The New York Post's Page Six had a juicy scoop Sunday: Maggie Gyllenhaal is not doing her shifts at the Park Slope Food Coop. The
gory details:
According to sources, Gyllenhaal is one of the many celebs and VIPs in the stroller-heavy neighborhood who send minions to work the two-hour, 45-minute monthly shifts required to maintain good standing with the co-op and gain access to its organic quinoa, kale, black futsu squash, Mutsu apples and other produce.
Sources -- that's
plural -- eh? But the Post presents us just one for the claim that Gyllenhaal specifically has had someone else do her shift:
Neighborhood blogs first reported that co-op members were sending nannies, cleaning staff and personal assistants to work their shifts. Annoyed residents say the practice is out of control among the co-op’s wealthier members.
“Everyone in Park Slope is talking about the wealthy members of the co-op sending people in their place to do their shifts,” one groused. “[The co-op] doesn’t know how to do deal with it. The celebrities are sending other people. While Gyllenhaal has done shifts, she has also been sending somebody else to do her shifts.”
The Post demonstrates that it has no idea what it's talking about:
But an insider said that “fancy members, like big actors,” can arrange “future time-off plans, or FTOP, so if they go on location, they can skip future shifts.”
Uh, you don't have to be an actor to do FTOP.
Anyway, what's odd about the Post article is it actually goes on to do some due diligence: it quotes another Coop member saying Gyllenhall does do her shifts, and quotes her rep with a great response: "Who would go? She doesn’t have anyone in her employ except me, and I don’t do it."
But despite all of that, and the Post only quoting a single unnamed source, they just went ahead with it anyway. Ok, that's not really surprising, except the part where they actually quoted someone casting doubt on their premise. (h/t
Fucked in Park Slope for making this point already, and explaining some backstory: the PSFC 'nannygate' story was covered in the NYC media extensively a year ago; the Post is late to the game, but simply added the Gyllenhaal angle).
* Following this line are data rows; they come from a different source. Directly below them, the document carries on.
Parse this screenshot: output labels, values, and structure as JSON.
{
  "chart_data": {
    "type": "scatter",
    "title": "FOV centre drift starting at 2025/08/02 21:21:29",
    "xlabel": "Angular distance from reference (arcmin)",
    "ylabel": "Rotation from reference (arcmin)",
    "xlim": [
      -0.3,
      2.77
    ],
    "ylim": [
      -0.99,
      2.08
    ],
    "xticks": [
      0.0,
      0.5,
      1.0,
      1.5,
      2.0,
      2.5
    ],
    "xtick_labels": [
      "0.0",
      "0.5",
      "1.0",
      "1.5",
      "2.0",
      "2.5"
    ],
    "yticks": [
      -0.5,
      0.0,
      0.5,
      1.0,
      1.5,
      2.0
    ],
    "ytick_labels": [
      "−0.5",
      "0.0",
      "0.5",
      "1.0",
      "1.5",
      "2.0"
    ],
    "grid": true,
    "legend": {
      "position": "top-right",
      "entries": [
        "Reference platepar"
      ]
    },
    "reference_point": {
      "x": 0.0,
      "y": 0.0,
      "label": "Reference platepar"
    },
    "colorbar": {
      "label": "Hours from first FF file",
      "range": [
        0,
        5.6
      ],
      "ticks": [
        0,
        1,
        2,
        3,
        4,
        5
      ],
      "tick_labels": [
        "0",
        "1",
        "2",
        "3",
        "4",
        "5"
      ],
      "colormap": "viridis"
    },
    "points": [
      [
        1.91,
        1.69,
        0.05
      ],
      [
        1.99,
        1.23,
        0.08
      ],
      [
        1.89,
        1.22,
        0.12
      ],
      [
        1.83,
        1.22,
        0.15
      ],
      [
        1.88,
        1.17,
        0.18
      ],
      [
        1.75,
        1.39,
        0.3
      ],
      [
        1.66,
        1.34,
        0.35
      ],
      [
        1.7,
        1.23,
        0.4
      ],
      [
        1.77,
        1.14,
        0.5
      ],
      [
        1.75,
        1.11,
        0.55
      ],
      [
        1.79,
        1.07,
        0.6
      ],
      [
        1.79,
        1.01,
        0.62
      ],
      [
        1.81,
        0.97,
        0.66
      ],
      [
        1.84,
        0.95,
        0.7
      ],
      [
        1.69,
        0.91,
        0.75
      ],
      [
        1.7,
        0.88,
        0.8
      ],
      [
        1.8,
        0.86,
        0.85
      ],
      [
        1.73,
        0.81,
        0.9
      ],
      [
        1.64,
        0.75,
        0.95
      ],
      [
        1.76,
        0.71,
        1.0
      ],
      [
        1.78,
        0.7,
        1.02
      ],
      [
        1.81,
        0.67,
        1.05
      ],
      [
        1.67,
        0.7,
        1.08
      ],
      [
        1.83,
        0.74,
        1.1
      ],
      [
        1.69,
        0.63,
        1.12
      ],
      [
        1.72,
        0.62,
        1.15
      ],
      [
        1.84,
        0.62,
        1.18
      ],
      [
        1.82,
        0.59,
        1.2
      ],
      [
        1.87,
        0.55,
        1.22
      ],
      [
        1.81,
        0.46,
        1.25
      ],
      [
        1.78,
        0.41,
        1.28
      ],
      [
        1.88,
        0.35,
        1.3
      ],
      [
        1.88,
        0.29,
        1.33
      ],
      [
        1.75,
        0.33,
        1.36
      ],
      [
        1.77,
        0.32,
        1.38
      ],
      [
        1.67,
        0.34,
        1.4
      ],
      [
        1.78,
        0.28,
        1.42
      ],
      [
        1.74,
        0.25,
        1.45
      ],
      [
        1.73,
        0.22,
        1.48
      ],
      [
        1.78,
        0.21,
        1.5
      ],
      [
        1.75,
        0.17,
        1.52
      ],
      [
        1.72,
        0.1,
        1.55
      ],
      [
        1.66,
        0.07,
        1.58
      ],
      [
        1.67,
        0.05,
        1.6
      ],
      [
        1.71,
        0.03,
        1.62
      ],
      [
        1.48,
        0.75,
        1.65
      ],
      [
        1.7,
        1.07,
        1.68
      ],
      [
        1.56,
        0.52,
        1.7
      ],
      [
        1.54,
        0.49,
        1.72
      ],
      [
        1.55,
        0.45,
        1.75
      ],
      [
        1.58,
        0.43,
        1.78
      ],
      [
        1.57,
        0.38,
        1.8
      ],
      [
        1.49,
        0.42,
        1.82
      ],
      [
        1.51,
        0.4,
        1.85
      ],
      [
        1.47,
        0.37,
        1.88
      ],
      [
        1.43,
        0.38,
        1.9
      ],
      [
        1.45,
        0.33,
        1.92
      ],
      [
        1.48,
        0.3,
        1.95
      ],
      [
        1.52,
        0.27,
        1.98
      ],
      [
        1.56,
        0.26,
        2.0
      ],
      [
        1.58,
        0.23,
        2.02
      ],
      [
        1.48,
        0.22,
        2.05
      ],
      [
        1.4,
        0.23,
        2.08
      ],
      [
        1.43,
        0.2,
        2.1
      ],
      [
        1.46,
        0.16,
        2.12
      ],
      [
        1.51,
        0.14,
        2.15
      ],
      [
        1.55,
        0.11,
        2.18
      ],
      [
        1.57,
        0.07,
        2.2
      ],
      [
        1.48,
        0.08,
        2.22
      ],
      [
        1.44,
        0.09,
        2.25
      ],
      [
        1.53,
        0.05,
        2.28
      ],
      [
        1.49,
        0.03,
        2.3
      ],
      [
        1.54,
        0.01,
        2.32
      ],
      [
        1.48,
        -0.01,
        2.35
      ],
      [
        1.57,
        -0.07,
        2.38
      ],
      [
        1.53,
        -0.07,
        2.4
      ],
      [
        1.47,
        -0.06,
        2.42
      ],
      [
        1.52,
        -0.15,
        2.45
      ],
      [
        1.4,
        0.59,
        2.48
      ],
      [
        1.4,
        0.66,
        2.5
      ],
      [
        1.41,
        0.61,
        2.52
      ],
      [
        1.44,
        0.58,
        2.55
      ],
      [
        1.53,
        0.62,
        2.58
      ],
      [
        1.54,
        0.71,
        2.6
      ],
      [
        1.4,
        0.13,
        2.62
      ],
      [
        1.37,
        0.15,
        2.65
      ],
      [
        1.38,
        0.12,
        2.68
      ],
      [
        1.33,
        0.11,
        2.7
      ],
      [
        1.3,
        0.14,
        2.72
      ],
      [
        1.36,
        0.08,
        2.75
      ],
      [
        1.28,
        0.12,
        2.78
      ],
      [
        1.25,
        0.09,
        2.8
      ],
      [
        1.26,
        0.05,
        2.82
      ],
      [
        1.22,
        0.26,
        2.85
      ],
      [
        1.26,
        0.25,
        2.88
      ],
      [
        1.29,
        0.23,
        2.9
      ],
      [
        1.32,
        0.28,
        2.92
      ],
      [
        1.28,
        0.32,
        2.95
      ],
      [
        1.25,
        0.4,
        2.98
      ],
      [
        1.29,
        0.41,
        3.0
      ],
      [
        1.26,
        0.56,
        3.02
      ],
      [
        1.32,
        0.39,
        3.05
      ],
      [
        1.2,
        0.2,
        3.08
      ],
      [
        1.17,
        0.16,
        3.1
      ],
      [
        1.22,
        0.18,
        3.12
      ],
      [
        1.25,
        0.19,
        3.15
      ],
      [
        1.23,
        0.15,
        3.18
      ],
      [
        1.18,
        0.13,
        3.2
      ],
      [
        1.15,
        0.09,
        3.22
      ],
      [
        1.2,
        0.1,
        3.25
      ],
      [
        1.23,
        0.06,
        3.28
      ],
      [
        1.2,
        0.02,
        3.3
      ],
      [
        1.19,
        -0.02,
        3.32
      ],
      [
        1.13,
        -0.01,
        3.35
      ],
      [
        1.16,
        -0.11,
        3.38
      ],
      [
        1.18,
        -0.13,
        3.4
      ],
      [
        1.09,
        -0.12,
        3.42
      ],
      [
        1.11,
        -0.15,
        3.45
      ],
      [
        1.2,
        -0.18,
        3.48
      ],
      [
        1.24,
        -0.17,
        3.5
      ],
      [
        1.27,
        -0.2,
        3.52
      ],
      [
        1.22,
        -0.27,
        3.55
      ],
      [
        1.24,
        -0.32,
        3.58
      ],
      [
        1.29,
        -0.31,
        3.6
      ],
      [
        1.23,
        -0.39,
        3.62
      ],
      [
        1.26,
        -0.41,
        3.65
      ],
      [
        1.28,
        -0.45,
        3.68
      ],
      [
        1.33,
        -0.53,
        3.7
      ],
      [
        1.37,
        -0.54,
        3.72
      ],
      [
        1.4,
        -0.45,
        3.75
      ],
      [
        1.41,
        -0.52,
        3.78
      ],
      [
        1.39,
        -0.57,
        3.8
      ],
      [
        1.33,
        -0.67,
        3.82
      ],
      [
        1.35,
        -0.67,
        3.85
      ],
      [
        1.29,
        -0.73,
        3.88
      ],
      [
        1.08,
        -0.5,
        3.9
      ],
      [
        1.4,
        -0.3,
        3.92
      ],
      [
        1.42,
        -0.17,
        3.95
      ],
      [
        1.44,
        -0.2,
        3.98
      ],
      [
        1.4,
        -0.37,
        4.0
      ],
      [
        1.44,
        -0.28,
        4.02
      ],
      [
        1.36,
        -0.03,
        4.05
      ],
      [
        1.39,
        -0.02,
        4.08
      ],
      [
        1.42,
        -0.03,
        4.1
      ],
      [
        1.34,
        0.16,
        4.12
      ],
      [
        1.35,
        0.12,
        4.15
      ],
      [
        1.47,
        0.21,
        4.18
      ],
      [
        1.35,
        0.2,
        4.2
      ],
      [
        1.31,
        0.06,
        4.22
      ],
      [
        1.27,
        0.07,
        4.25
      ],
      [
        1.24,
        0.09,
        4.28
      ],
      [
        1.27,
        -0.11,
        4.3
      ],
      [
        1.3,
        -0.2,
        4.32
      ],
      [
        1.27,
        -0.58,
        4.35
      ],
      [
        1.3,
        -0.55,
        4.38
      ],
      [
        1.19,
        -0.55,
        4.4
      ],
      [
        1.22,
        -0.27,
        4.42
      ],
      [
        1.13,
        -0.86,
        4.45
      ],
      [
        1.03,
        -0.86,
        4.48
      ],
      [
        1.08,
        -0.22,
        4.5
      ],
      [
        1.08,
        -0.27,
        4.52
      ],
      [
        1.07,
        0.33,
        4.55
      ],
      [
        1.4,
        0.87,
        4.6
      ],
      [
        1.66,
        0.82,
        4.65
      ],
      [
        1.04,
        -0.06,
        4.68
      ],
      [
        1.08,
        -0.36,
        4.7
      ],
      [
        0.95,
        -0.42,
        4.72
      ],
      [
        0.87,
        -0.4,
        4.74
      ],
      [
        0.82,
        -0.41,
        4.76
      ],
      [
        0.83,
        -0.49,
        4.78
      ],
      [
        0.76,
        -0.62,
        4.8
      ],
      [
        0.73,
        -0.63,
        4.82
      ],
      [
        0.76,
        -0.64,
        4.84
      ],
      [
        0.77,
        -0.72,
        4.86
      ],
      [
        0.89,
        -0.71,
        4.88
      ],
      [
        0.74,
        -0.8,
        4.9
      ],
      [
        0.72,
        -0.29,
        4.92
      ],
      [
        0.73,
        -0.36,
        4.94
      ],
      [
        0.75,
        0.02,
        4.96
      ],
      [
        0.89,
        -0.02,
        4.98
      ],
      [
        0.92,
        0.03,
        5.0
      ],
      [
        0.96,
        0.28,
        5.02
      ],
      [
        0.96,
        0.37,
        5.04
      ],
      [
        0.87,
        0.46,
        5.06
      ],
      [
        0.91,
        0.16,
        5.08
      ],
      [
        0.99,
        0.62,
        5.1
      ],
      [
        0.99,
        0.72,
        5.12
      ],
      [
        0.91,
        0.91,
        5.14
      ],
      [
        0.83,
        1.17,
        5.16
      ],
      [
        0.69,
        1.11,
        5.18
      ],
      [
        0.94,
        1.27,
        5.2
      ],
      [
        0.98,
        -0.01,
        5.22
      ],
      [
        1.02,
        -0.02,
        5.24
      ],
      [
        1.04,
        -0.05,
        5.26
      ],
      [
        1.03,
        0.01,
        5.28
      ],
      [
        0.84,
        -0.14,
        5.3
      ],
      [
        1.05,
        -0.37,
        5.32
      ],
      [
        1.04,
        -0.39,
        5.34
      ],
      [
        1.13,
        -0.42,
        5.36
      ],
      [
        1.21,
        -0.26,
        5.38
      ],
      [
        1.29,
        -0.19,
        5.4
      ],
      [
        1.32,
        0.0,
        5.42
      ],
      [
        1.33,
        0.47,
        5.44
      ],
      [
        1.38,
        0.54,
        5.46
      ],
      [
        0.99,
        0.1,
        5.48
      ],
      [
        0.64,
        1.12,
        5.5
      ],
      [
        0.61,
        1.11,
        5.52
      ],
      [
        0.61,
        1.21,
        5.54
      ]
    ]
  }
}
What's really sad is what happened after the Post story appeared: the aggregators arrived to repeat the report!
Evann Gastaldo's write-up at
Newswer.com at least left the Gyllenhall matter as an open question, and Noreen Malone's piece at the
Daily Intel was even a bit skeptical. But here's the thing: repeating the Post report, or even repeating it and being skeptical, is lousy if the initial report is so obviously sketchy in the first place. There's such a thing as good aggregating, but repeating anything you see -- or even repeating it but adding some question marks -- is not good.
And then there's the
Atlantic Wire, which threw all caution to the wind: "Maggie Gyllenhaal Shirks Park Slope Co-Op Shift" says the headline. The write-up, by Ray Gustini, puts the claim back into accusation territory, but the damage is done.
Look, my point isn't that Maggie Gyllenhall has indeed done all of her own coop shifts. Maybe she has, or maybe the accusation is actually true and she hasn't. Even if the Post story turns out to be correct, it doesn't put the article or the aggregators repeating it in the right.
The New York Post never pays much of a price for getting stuff wrong or even making stuff up; that's a losing battle. But some of these aggregators, particularly ones affiliated with bigger names (i.e. The Atlantic) -- they need to be shamed. Only if they pay a price will they be deterred from continuing this kind of nonsense. So far, they haven't paid much of a price for day-to-day stuff like this.